Sadly, the medical examiner said the vast quantities of “cleansers,” (i.e. bone meal/vitamins) he took greatly contributed to the sickness he believed to be cancer. If only we knew. The first several weeks after Uncle Leo died, my parents spent their weekends sorting through the vast accumulation of junk in his home. They found an impressive variety of knives, firearms and ammunition.

It took three gun shows at bargain basement prices to sell off his stash. Uncle Leo’s home had been intricately booby-trapped, resulting in a minimal clean-up effort after his suicide. My folks experienced many harrowing moments during their excavation of his property, including the disposal of a locked and chained refrigerator, which appeared to be wired for explosives.

Because the wires dead-ended in a closet, they used a mattress to protect themselves as they pried it open. Inside was a large steel firebox containing a single head of cabbage. The aftermath of Uncle Leo’s suicide reverberated through out house for almost a year.

My mother blamed herself for not recognizing his mental decline or foreseeing his suicide. My father, who had met my mother by being Uncle Leo’s roommate, sympathized with her greatly and carried his own burden of guilt.

I was numb for a month, and then I started demolishing things. My telephone was the first casualty, followed by old electronic stuff in the garage that my parents would never miss.
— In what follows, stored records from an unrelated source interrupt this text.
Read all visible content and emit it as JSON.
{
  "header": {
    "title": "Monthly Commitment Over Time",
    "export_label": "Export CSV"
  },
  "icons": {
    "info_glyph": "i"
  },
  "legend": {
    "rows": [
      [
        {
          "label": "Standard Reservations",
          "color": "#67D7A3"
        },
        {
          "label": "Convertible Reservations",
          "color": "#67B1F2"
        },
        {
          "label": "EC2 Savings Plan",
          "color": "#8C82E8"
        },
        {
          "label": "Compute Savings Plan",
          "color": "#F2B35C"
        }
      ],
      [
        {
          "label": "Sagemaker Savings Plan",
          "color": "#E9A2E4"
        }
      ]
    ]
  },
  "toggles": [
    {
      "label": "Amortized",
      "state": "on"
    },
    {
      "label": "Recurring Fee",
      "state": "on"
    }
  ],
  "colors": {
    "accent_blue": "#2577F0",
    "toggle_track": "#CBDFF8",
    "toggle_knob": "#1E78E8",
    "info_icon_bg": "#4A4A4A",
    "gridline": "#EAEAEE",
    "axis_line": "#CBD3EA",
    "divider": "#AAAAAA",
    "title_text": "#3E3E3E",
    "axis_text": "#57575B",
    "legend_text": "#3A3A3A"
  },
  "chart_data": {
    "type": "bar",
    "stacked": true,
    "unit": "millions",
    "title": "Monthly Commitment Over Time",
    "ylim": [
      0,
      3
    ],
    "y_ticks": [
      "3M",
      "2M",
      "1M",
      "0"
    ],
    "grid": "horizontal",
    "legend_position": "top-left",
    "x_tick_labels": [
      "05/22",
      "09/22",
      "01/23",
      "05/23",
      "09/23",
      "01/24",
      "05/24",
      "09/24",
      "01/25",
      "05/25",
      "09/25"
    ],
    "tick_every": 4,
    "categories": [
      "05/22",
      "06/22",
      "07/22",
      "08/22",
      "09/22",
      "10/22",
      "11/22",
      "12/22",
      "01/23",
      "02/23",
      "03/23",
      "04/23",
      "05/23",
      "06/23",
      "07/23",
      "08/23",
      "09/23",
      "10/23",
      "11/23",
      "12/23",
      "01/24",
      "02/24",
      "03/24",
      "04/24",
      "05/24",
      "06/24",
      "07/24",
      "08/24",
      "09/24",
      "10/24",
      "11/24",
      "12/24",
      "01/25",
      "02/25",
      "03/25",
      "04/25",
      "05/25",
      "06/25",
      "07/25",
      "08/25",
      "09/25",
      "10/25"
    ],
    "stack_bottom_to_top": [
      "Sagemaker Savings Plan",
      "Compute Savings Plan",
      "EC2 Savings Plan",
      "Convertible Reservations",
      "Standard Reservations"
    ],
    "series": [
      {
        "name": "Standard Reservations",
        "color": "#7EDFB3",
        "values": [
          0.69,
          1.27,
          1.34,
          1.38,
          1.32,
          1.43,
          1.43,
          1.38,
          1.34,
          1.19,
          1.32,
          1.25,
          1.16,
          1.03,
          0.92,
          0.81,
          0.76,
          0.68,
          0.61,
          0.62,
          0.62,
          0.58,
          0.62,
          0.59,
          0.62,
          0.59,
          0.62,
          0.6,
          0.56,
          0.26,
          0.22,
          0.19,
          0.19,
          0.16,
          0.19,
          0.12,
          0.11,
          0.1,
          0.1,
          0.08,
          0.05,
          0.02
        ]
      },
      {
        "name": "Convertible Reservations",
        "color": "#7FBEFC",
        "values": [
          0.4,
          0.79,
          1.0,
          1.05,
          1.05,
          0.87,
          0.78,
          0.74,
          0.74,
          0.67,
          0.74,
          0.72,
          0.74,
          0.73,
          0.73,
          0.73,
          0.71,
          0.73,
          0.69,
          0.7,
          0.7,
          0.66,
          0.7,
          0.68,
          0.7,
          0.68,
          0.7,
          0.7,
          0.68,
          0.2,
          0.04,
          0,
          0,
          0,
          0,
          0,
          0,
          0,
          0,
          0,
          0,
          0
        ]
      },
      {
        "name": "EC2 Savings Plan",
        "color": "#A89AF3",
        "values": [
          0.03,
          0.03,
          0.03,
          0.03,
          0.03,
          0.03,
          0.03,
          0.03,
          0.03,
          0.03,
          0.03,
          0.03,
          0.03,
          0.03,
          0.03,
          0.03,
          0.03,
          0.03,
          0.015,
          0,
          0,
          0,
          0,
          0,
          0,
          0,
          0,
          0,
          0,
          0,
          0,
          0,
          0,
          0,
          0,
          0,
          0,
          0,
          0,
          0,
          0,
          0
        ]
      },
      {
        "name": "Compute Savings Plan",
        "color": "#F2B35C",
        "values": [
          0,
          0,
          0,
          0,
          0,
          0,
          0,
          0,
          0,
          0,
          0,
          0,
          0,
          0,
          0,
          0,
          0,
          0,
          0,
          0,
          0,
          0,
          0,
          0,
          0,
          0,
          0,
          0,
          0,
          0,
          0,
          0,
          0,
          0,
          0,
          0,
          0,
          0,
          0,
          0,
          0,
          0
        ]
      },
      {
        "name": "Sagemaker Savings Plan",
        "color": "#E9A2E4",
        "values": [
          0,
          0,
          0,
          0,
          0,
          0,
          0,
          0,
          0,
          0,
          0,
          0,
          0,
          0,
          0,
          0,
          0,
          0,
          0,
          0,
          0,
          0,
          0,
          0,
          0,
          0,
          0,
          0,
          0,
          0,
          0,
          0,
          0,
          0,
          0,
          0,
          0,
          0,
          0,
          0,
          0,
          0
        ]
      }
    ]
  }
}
I found peace the weekend my parents brought home the final truckload of his salvageable possessions. Tired and hassled, my mother instructed to me remove boxes of Uncle Leo’s vinyl collection from the U-Haul; I could either keep them or put them on the curb for the garbage-man.

Of course, I kept them. He had a comprehensive collection of baroque music and an assortment of authentic Tiki Lounge, including most of Yma Sumac’s albums. As I sorted through the records, I was amused and saddened by his printed commentary on the albums. He believed that Baroque music was curative and that Yma Sumac was a benevolent alien goddess (Oddly enough, I have reached similar conclusions). Playing a crackled version of Gluck’s Orpheo, some little mechanism turned inside me. I had reached the famous final stage of grief.